12 March 2026, Ronald Koorm, Fake News or deceiving the enemy during WW2
The talk on Fake News covers a variety of examples of how the enemy in WW2 was deceived by the Allies using different methods, including graphics, camouflage, audio sound, codebreaking, and various trickery. D-Day is also part of the deception example. I complete the talk by giving an example of Cold War deception in the early 1950s and a true story linking me, (in a manner of speaking), to a famous foreign spy, when I was in my teens. (President Putin gave a moving eulogy praising the spy in some detail, on his death.)
9 April 2026, Trevor Spinage, London Oddities
London has a number of ‘oddities’, some of which we will explore in this talk. For example, why is there a lighthouse opposite a major London railway station? Where in London is it compulsory to drive on the right hand side of the road? And why does a statue of William Gladstone appear to have blood on its hands?

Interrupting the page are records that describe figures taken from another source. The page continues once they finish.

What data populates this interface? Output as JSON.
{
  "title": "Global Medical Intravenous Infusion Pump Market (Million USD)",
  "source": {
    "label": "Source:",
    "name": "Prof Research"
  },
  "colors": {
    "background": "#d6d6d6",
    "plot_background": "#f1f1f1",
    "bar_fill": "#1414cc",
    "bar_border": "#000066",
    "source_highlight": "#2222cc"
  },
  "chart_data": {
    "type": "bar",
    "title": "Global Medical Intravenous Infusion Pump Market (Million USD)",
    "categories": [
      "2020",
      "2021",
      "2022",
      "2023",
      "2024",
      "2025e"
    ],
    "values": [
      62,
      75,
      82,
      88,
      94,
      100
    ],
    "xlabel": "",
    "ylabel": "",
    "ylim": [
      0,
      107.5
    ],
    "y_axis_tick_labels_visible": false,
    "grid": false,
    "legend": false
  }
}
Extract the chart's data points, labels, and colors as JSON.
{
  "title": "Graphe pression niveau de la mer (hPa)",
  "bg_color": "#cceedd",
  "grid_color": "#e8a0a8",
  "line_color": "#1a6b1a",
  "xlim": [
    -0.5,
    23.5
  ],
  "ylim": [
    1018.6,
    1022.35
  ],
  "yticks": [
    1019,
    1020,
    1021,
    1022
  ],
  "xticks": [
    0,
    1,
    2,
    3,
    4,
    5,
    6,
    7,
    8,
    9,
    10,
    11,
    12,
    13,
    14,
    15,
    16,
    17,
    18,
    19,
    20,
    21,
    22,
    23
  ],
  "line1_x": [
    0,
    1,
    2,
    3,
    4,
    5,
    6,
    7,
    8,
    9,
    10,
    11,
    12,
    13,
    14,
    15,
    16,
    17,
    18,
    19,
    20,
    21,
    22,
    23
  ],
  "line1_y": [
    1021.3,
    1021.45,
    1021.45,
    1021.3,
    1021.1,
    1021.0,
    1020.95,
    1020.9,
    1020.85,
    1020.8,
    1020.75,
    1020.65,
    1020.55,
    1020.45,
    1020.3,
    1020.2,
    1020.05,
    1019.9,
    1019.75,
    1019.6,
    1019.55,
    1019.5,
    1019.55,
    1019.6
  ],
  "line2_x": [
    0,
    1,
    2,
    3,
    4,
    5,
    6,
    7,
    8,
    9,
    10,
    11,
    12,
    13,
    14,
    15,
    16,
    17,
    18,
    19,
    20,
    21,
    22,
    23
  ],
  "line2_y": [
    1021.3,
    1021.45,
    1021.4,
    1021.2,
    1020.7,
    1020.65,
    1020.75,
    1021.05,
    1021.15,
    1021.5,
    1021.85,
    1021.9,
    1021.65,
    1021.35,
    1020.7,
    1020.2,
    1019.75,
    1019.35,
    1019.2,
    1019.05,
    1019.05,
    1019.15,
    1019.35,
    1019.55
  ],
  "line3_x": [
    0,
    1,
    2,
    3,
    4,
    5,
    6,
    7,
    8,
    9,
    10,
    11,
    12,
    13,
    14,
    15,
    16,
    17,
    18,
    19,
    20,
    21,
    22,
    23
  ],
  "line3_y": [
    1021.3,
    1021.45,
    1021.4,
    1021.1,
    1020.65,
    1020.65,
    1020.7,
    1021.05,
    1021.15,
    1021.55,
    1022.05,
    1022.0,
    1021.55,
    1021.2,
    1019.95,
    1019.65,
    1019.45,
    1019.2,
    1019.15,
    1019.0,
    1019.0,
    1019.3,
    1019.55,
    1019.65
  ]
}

14 May 2026, John Taylor – Joseph Arden of Rickmansworth Park: collector, traveller and antiquary
Joseph Arden (1799-1879), a successful London barrister, developed Rickmansworth Park as his country estate in the 1830s-40s. A man of varied cultural pursuits, Arden acquired paintings from artists such as John Everett Millais, became a patron of Drury Lane theatre and campaigned for the purchase of Shakespeare’s birthplace for the nation. He also had a keen interest in the ancient world, which led to his becoming a Fellow of the Society of Antiquaries and travelling in Greece and Egypt. This talk will focus on Arden’s antiquarian tastes and will consider some of the souvenirs which he collected on his travels, including a unique Greek literary papyrus and two Egyptian mummies, which were unwrapped and examined before enthusiastic audiences in the 1840s.
11 June 2026, the AGM.
Then Brian Thomson: John Newton – Slave Trader and Priest – and 250 Years of Amazing Grace
Both William Cowper and the preacher John Newton lived in Olney, Bucks in the 1770s and both were remarkable in different ways. Newton went to sea at an early age and became the captain of slave ships taking captives from West Africa to the Caribbean slave plantations, but in the 1750s he became a strong evangelical Christian and eventually a Church of England priest. Cowper was a failed lawyer who suffered from serious mental ill-health. Poetry became his self-expression and he was a strong influence on contemporaries including William Blake, Jane Austen and William Wordsworth. Newton and Cowper became friends and collaborated in writing the Olney hymns published in 1779. They both played a role in supporting the movement for the abolition of the slave trade. Newton testified to Parliament about the brutality of slavery and Cowper wrote anti-slavery poems that were widely circulated. ‘Amazing Grace’ was one of Newton’s Olney hymns.
Then we’ll take a break until September 2026!
Talks delivered in the current season will be listed as they happen!